Conference workshop participants in action

Earlier this month, several Freshwater staff attended the US Water Alliance’s One Water Summit in Milwaukee. There, they joined more than 800 participants from 263 cities representing a wide swath of professional and community roles in the water world: drinking water and wastewater utility managers, engineers working to help soak water in the ground where it falls, artists connecting the public to their own relationships with water, community-based organizations sharing stories of impact and success, and more.

The conference is structured very differently from others in that this conference aims to intentionally connect cross-water-sector participants from diverse groups using sessions with panel discussions and breakout groups rather than lectures, built-in networking opportunities, and arts and culture experiences meant to touch the heart. The Summit’s central theme is that all water has value and should be managed in a sustainable, inclusive, and integrated way.

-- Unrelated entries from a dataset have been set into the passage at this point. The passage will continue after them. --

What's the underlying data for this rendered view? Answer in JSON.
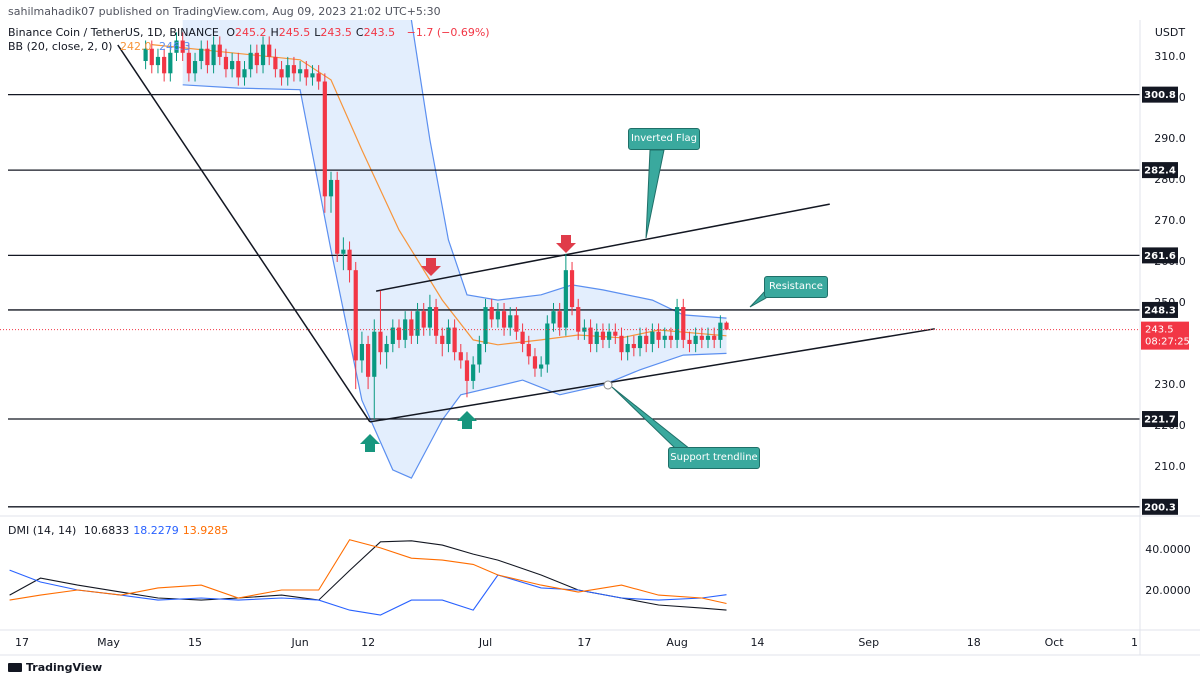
{
  "header": "sahilmahadik07 published on TradingView.com, Aug 09, 2023 21:02 UTC+5:30",
  "footer": "TradingView",
  "chart_data": [
    {
      "type": "candlestick",
      "title": "Binance Coin / TetherUS, 1D, BINANCE",
      "ohlc_labels": [
        "O",
        "H",
        "L",
        "C"
      ],
      "change": "−1.7 (−0.69%)",
      "currency": "USDT",
      "countdown": "08:27:25",
      "x": [
        20,
        21,
        22,
        23,
        24,
        25,
        26,
        27,
        28,
        29,
        30,
        31,
        32,
        33,
        34,
        35,
        36,
        37,
        38,
        39,
        40,
        41,
        42,
        43,
        44,
        45,
        46,
        47,
        48,
        49,
        50,
        51,
        52,
        53,
        54,
        55,
        56,
        57,
        58,
        59,
        60,
        61,
        62,
        63,
        64,
        65,
        66,
        67,
        68,
        69,
        70,
        71,
        72,
        73,
        74,
        75,
        76,
        77,
        78,
        79,
        80,
        81,
        82,
        83,
        84,
        85,
        86,
        87,
        88,
        89,
        90,
        91,
        92,
        93,
        94,
        95,
        96,
        97,
        98,
        99,
        100,
        101,
        102,
        103,
        104,
        105,
        106,
        107,
        108,
        109,
        110,
        111,
        112,
        113,
        114
      ],
      "open": [
        309,
        312,
        308,
        310,
        306,
        311,
        314,
        311,
        306,
        309,
        312,
        308,
        313,
        310,
        307,
        309,
        305,
        307,
        311,
        308,
        313,
        310,
        307,
        305,
        308,
        306,
        307,
        305,
        306,
        304,
        276,
        280,
        262,
        263,
        258,
        236,
        240,
        232,
        243,
        238,
        240,
        244,
        241,
        246,
        242,
        248,
        244,
        249,
        242,
        240,
        244,
        238,
        236,
        231,
        235,
        240,
        249,
        246,
        248,
        244,
        247,
        243,
        240,
        237,
        234,
        235,
        245,
        248,
        244,
        258,
        249,
        243,
        244,
        240,
        243,
        241,
        243,
        242,
        238,
        240,
        239,
        242,
        240,
        243,
        241,
        242,
        241,
        249,
        241,
        240,
        242,
        241,
        242,
        241,
        245.2
      ],
      "high": [
        314,
        314,
        312,
        312,
        313,
        316,
        316,
        313,
        311,
        314,
        314,
        315,
        315,
        312,
        311,
        311,
        309,
        313,
        313,
        315,
        315,
        312,
        309,
        310,
        310,
        309,
        309,
        308,
        308,
        306,
        282,
        282,
        266,
        265,
        260,
        243,
        242,
        246,
        253,
        242,
        246,
        246,
        248,
        248,
        250,
        250,
        252,
        251,
        244,
        246,
        246,
        240,
        238,
        237,
        242,
        251,
        251,
        250,
        250,
        249,
        249,
        245,
        242,
        239,
        237,
        247,
        250,
        250,
        262,
        260,
        251,
        246,
        246,
        245,
        245,
        245,
        245,
        244,
        242,
        242,
        244,
        244,
        245,
        245,
        244,
        244,
        251,
        251,
        243,
        244,
        244,
        244,
        244,
        247,
        245.5
      ],
      "low": [
        307,
        306,
        306,
        304,
        304,
        309,
        309,
        304,
        304,
        307,
        306,
        306,
        308,
        305,
        305,
        303,
        303,
        305,
        306,
        306,
        308,
        305,
        303,
        303,
        304,
        304,
        303,
        303,
        302,
        272,
        272,
        260,
        258,
        255,
        229,
        233,
        229,
        221.7,
        235,
        234,
        238,
        239,
        239,
        240,
        240,
        242,
        242,
        240,
        237,
        238,
        236,
        234,
        227,
        229,
        233,
        238,
        244,
        244,
        242,
        242,
        241,
        238,
        235,
        232,
        232,
        233,
        243,
        242,
        242,
        247,
        241,
        241,
        238,
        238,
        239,
        239,
        240,
        236,
        236,
        237,
        237,
        238,
        238,
        239,
        239,
        239,
        239,
        239,
        238,
        238,
        239,
        239,
        239,
        239,
        243.5
      ],
      "close": [
        312,
        308,
        310,
        306,
        311,
        314,
        311,
        306,
        309,
        312,
        308,
        313,
        310,
        307,
        309,
        305,
        307,
        311,
        308,
        313,
        310,
        307,
        305,
        308,
        306,
        307,
        305,
        306,
        304,
        276,
        280,
        262,
        263,
        258,
        236,
        240,
        232,
        243,
        238,
        240,
        244,
        241,
        246,
        242,
        248,
        244,
        249,
        242,
        240,
        244,
        238,
        236,
        231,
        235,
        240,
        249,
        246,
        248,
        244,
        247,
        243,
        240,
        237,
        234,
        235,
        245,
        248,
        244,
        258,
        249,
        243,
        244,
        240,
        243,
        241,
        243,
        242,
        238,
        240,
        239,
        242,
        240,
        243,
        241,
        242,
        241,
        249,
        241,
        240,
        242,
        241,
        242,
        241,
        245.2,
        243.5
      ],
      "up_color": "#089981",
      "down_color": "#f23645",
      "xlim": [
        -3.56,
        180.9
      ],
      "ylim": [
        198.3,
        319
      ],
      "yticks": [
        {
          "value": 210,
          "label": "210.0"
        },
        {
          "value": 220,
          "label": "220.0"
        },
        {
          "value": 230,
          "label": "230.0"
        },
        {
          "value": 240,
          "label": "240.0"
        },
        {
          "value": 250,
          "label": "250.0"
        },
        {
          "value": 260,
          "label": "260.0"
        },
        {
          "value": 270,
          "label": "270.0"
        },
        {
          "value": 280,
          "label": "280.0"
        },
        {
          "value": 290,
          "label": "290.0"
        },
        {
          "value": 300,
          "label": "300.0"
        },
        {
          "value": 310,
          "label": "310.0"
        }
      ],
      "levels": [
        300.8,
        282.4,
        261.6,
        248.3,
        221.7,
        200.3
      ],
      "bollinger": {
        "name": "BB (20, close, 2, 0)",
        "legend_labels": [
          "242.0",
          "246.3"
        ],
        "fill": "#e3eefd",
        "series": [
          {
            "color": "#f7953b",
            "x": [
              21,
              45,
              50,
              55,
              61,
              68,
              73,
              77,
              84,
              90,
              97,
              103,
              114
            ],
            "values": [
              313,
              309.3,
              304.4,
              287.3,
              267.8,
              250.7,
              241,
              239.8,
              241,
              242.2,
              241.5,
              243.4,
              242
            ]
          },
          {
            "color": "#5b8ff0",
            "x": [
              63,
              66,
              69,
              72,
              77,
              84,
              89,
              94,
              102,
              107,
              114
            ],
            "values": [
              319,
              289.8,
              265.4,
              252,
              250.7,
              252,
              254.4,
              253.2,
              250.7,
              247.1,
              246.3
            ]
          },
          {
            "color": "#5b8ff0",
            "x": [
              26,
              35,
              45,
              50,
              55,
              60,
              63,
              68,
              71,
              81,
              87,
              94,
              100,
              107,
              114
            ],
            "values": [
              303.2,
              302.4,
              302,
              262.9,
              226.3,
              209.3,
              207.3,
              221.5,
              227.6,
              231.2,
              227.6,
              230,
              233.7,
              237.3,
              237.7
            ]
          }
        ]
      },
      "trendlines": [
        [
          [
            15.5,
            312.9
          ],
          [
            56.3,
            221.0
          ]
        ],
        [
          [
            56.3,
            221.0
          ],
          [
            147.7,
            243.7
          ]
        ],
        [
          [
            57.3,
            252.9
          ],
          [
            130.7,
            274.1
          ]
        ]
      ],
      "annotations": [
        "Inverted Flag",
        "Resistance",
        "Support trendline"
      ]
    },
    {
      "type": "line",
      "title": "DMI (14, 14)",
      "x": [
        -2,
        3,
        9,
        16,
        22,
        29,
        35,
        42,
        48,
        53,
        58,
        63,
        68,
        73,
        77,
        84,
        90,
        97,
        103,
        110,
        114
      ],
      "series": [
        {
          "color": "#131722",
          "legend_value": 10.6833,
          "values": [
            18,
            26.3,
            22.9,
            19.5,
            16.6,
            15.6,
            16.6,
            18,
            15.6,
            30,
            44,
            44.5,
            42.4,
            38,
            35.1,
            27.8,
            20.5,
            16.6,
            13.2,
            11.7,
            10.7
          ]
        },
        {
          "color": "#2962ff",
          "legend_value": 18.2279,
          "values": [
            30.2,
            24.4,
            20.5,
            18,
            15.6,
            16.6,
            15.6,
            16.6,
            15.6,
            10.7,
            8.3,
            15.6,
            15.6,
            10.7,
            27.8,
            21.5,
            20.5,
            16.6,
            15.6,
            16.6,
            18.2
          ]
        },
        {
          "color": "#ff6d00",
          "legend_value": 13.9285,
          "values": [
            15.6,
            18,
            20.5,
            18,
            21.5,
            22.9,
            16.6,
            20.5,
            20.5,
            45,
            41,
            36,
            35.1,
            33,
            27.8,
            22.9,
            19.5,
            22.9,
            18,
            16.6,
            13.9
          ]
        }
      ],
      "xlim": [
        -3.56,
        180.9
      ],
      "ylim": [
        1,
        55.6
      ],
      "yticks": [
        {
          "value": 20,
          "label": "20.0000"
        },
        {
          "value": 40,
          "label": "40.0000"
        }
      ],
      "xticks": [
        {
          "value": 0,
          "label": "17"
        },
        {
          "value": 14,
          "label": "May"
        },
        {
          "value": 28,
          "label": "15"
        },
        {
          "value": 45,
          "label": "Jun"
        },
        {
          "value": 56,
          "label": "12"
        },
        {
          "value": 75,
          "label": "Jul"
        },
        {
          "value": 91,
          "label": "17"
        },
        {
          "value": 106,
          "label": "Aug"
        },
        {
          "value": 119,
          "label": "14"
        },
        {
          "value": 137,
          "label": "Sep"
        },
        {
          "value": 154,
          "label": "18"
        },
        {
          "value": 167,
          "label": "Oct"
        },
        {
          "value": 180,
          "label": "1"
        }
      ]
    }
  ]
}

It was no wonder, then, that Freshwater Board Member Renée Willette (who serves as Vice President for Programs and Strategy at the US Water Alliance) encouraged our Joyce Foundation-funded Great Lakes Groundwater Governance research team to form a delegation as a way to highlight and wrap up the project we’ve been leading for the last year and half that focused on EPA Region 5 (the six Great Lake states from Minnesota to Ohio, and the 35 federally recognized sovereign tribal nations in that geography).

Members of the "Centering Water Stewards" panel

While Freshwater led the research collaborative, we were invaluably (and virtually) supported by legal consultancy Water365, university researchers from the University of Minnesota and Harvard, as well as staff from the Great Lakes Indian Fish and Wildlife Commission and the Bureau of Indian Affairs. This meeting provided our first, in-person team meeting and the opportunity to share outcomes from the effort and engage in a solution-oriented discussion that will lay the foundation for our recommendations and the proposal for the second phase of the project. While we wrap up phase one and prepare for phase two, the work is already in motion:, our own Dr. Carrie Jennings was a part of the “Centering Water Stewards” panel as a result of the collaborative efforts with indigenous groups that are stemming from this work.

 

Members from Minnesota's delegations unite in Milwaukee

Also represented at the Summit were two other delegations from Minnesota: one hosted by the Metropolitan Council, and one by the Environmental Justice Coordinating Committee, an entirely black and brown leadership working cooperatively to understand and address environment justice overburden in their communities in Minneapolis and the East Side of St. Paul. Before leaving, we had a chance to connect briefly with both delegations about how to continue the conversation when we get back home, and we plan to begin that One Water dialogue very soon.

Congrats to Renée and the whole US Water Alliance team on a truly great conference, and to the Groundwater Governance team for rounding out an incredible phase one of the project!